Understanding Generative AI and Predictive Analytics

26 / Feb / 2024 by Shweta Joshi 0 comments

The emergence of artificial intelligence (AI) has had a profound effect on how businesses run and oversee daily activities. The introduction of numerous AI tools and applications has allowed organizations to make more informed decisions and automate tedious jobs, improving operations. Though there are many AI algorithms, Generative AI has become more popular across industries.

What is Generative AI?

Generative AI is a class of algorithms introduced by Merlin C. Wittrock in 1974 that can produce text, images, or audio from training data that appears to be original and authentic. A cue may be presented to generative AI in the form of text, an image, a video, a design, or a musical notation, which responds to the prompt by returning fresh content.

Chatbots first used generative AI in the 1960s, which was not well trained to produce convincingly authentic images, videos, or audio of real people until the invention of Generative Adversarial Networks (2014), a type of machine learning algorithm.

There are two parts to GAN: a generator and a discriminator. The generator is trained to create new images which resemble those in the training set. The discriminator is taught to differentiate between authentic pictures from the training collection and fake pictures created by the generator. This training procedure is called adversarial training.

Driving force behind Generative Learning Theory

The four main ideas of the generative learning theory are recall, integration, organization, and elaboration.

1. Recall: Used with fact-based information and pulling with long-term memory

2. Integration: Incorporating new concepts and facts with prior known facts and information with paraphrases

3. Organize: Relate the background knowledge to new concepts in a structured or meaningful manner by categorizing key ideas, similar topics, and concept maps.

4. Elaboration: Combining the new information with prior knowledge and synthesizing, adding ideas to the new concept.

Generative AI models

Generative AI also takes Transformers and Large Language Models into account. The large models are trained using transformers, a sort of machine learning, without needing to classify all of the data beforehand. Thus, new models are trained on trillions of pages of text, producing more in-depth responses. 

Large language models (LLMs), or models with billions or even trillions of parameters, are capable of writing engrossing text, painting photorealistic visuals. They are able to produce images from text descriptions or captions automatically.

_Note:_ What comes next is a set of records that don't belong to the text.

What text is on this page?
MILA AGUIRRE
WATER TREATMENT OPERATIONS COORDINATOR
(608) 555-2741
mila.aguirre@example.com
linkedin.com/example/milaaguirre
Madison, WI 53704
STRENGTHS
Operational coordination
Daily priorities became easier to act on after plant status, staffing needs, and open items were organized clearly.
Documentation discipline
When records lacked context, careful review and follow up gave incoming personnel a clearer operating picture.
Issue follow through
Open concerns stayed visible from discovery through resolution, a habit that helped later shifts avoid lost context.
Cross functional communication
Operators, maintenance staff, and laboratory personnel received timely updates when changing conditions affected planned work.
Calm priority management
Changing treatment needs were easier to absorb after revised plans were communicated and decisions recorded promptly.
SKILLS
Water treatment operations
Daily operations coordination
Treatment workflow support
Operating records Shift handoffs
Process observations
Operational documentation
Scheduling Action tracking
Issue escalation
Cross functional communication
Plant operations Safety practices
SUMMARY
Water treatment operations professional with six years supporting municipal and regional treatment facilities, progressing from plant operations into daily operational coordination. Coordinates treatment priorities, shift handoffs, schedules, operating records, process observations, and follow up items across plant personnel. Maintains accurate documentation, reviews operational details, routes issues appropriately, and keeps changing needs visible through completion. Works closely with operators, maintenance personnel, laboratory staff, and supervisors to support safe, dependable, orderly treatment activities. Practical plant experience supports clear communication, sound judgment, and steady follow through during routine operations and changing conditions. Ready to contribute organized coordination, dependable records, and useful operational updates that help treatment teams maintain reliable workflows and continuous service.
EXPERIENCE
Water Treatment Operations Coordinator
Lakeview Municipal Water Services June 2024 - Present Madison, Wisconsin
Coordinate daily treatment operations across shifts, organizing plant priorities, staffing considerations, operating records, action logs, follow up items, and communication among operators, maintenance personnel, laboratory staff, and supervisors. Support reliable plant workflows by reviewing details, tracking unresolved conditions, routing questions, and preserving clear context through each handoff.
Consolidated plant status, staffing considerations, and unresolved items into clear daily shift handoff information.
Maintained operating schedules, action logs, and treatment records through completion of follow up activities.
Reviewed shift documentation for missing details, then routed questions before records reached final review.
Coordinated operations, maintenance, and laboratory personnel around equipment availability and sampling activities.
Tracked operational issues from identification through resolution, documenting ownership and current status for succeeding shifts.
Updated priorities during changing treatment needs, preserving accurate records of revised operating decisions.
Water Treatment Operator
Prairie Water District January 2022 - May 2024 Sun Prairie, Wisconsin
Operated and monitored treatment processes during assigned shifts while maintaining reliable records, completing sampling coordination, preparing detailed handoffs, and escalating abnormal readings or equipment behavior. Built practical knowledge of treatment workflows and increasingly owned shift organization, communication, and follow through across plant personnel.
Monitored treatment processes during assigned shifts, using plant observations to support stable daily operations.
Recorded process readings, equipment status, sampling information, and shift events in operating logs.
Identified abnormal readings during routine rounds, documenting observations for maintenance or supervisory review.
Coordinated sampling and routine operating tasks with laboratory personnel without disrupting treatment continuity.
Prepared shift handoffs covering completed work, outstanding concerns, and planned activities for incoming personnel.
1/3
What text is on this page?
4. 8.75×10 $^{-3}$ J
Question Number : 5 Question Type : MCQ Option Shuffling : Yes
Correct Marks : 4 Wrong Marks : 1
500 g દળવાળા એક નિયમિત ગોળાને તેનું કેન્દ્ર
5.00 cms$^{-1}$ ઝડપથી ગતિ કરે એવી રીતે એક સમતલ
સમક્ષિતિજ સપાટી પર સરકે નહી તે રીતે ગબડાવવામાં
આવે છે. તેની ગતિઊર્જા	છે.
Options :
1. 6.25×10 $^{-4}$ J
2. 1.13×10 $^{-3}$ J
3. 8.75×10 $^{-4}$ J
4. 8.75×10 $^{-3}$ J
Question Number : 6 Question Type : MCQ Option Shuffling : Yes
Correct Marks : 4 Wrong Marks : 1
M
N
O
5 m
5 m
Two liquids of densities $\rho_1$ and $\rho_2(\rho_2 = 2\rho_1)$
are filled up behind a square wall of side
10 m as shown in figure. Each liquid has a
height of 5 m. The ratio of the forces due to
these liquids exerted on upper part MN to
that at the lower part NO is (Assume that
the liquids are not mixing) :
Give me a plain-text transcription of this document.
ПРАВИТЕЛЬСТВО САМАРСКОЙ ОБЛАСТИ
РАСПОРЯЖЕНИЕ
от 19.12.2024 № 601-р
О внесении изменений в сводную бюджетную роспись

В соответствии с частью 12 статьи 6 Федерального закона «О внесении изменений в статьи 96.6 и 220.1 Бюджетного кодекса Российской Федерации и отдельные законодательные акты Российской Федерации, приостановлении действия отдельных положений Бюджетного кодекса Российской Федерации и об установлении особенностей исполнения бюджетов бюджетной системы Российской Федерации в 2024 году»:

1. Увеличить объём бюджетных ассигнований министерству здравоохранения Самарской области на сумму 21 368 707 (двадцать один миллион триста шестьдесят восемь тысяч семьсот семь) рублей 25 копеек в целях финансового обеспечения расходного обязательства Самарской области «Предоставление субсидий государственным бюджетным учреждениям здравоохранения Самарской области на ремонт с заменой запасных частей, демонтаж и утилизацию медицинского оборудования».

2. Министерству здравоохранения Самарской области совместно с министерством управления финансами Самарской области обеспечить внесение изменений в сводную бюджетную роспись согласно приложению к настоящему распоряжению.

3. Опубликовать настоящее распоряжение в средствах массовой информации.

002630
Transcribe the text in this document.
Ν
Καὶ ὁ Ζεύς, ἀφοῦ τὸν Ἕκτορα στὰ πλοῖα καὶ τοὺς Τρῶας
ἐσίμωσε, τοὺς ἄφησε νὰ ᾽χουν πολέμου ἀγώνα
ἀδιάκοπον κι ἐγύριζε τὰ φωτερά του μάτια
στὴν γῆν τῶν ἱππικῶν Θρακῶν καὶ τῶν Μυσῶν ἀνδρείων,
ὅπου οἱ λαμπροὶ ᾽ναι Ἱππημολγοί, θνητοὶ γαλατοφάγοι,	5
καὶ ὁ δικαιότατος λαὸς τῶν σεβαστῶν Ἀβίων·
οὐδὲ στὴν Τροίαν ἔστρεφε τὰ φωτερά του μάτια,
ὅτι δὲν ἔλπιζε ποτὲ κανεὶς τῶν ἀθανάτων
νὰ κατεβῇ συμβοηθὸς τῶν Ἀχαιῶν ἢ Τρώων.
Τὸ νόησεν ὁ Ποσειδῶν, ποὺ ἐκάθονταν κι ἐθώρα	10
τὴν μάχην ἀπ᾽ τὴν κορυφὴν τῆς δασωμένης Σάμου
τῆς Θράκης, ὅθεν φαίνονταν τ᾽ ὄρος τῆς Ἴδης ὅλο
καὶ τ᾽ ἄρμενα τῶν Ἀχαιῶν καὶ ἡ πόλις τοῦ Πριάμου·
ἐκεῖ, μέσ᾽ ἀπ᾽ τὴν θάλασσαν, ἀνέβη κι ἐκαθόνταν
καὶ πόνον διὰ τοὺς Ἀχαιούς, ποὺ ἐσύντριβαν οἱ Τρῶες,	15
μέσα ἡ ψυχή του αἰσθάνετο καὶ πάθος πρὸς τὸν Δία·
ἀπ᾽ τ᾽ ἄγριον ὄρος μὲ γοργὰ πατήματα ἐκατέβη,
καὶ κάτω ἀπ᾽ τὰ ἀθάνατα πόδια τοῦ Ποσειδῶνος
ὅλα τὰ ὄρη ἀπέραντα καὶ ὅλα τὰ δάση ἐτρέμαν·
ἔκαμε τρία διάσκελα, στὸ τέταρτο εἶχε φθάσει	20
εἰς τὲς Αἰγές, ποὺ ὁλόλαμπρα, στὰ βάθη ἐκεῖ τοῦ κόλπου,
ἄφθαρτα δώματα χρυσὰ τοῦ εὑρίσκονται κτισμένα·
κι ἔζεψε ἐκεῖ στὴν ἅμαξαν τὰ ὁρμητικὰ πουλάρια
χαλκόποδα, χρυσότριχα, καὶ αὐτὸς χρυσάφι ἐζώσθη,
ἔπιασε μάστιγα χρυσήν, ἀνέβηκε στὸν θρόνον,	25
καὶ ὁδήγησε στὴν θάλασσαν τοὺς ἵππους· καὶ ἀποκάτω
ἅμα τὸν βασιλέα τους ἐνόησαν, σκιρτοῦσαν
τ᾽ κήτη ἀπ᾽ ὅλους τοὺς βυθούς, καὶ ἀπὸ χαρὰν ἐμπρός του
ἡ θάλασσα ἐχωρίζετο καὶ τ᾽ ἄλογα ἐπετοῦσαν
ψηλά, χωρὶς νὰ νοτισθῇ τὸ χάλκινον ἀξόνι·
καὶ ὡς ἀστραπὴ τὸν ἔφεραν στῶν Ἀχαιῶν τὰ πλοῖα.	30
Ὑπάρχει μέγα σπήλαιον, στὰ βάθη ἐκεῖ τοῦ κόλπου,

A specific neural network creates new content responding to a request or prompt. GANs and variational autoencoders (VAEs), which are neural networks with an encoder and decoder, are methods that are used to create realistic human faces, artificial data for AI training, or even facsimiles of specific persons.

Recent developments in transformers are Google’s Bidirectional Encoder Representations from Transformers (BERT), OpenAI’s GPT, and Google’s AlphaFold.

These generative models try to “prescribe and predict” forecasts based on the historical data where Predictive Analytics comes into the picture.

What is Predictive Analytics?

With the advancement of digital transformation, analytics professionals have numerous implementations of Generative AI for predictive analysis, collected from numerous sources as: Web, Industry 4.0, IoT devices, digital services, and transactions.

Predictive Analytics considers “What will happen next” through Predictive Modelling that anticipates conversion rates and “What’s the best that can happen?” through Optimization to enhance conversion rates.

An interconnection of both models works as below:

A generative pre-trained transformer (GPT) is improved using supervised learning and reinforcement learning.

The training data is supplied to the model for supervised learning; the trainers assume the user and AI helper roles. The trainers rank the model’s responses to a previous dialogue as the first stage of the reinforcement stage. With the use of several Proximal Policy Optimization iterations (PPO), which are cost-effective since they operate more swiftly while omitting several computationally expensive operations, these rankings are utilized to create “reward models” that are then further enhanced.

Additionally, it collects information from users that could be utilized to develop and improve the learning models. As in ChatGPT, users can upvote or downvote the results they get from ChatGPT and can add feedback in a text field that helps it train better.

Supervised learning

This resource-intensive strategy involves utilizing labeled datasets to train algorithms that can accurately categorize data or predict outcomes. The machines use well-labeled training data, which means that input data has previously been assigned the correct output, to predict the output. The dataset has three sections: a training dataset, a test dataset, and a validation dataset.

Supervised learning algorithms aim to learn a function by mapping feature vectors (inputs) to labels (outputs) based on example input-output pairs. The model is evaluated using test data (a subset of the training set) after the training phase gets completed, and it then generates output.”

Reinforcement learning

Reinforcement Learning is trained using the Human Feedback (RLHF) with a few modest adjustments to the data-gathering method. The supervised fine-tuning develops an initial model by using AI trainers to simulate both the user and the AI assistant in chats.

Conclusion

These models are increasingly used across various industry domains with use cases such as Increasing customer churn, customer segmentation, quality assurance, risk modeling, sentiment analysis, risk aggregation and reporting, cyber security, fraud detection, and determining the next best possible feasible and reliable move, and strategic planning.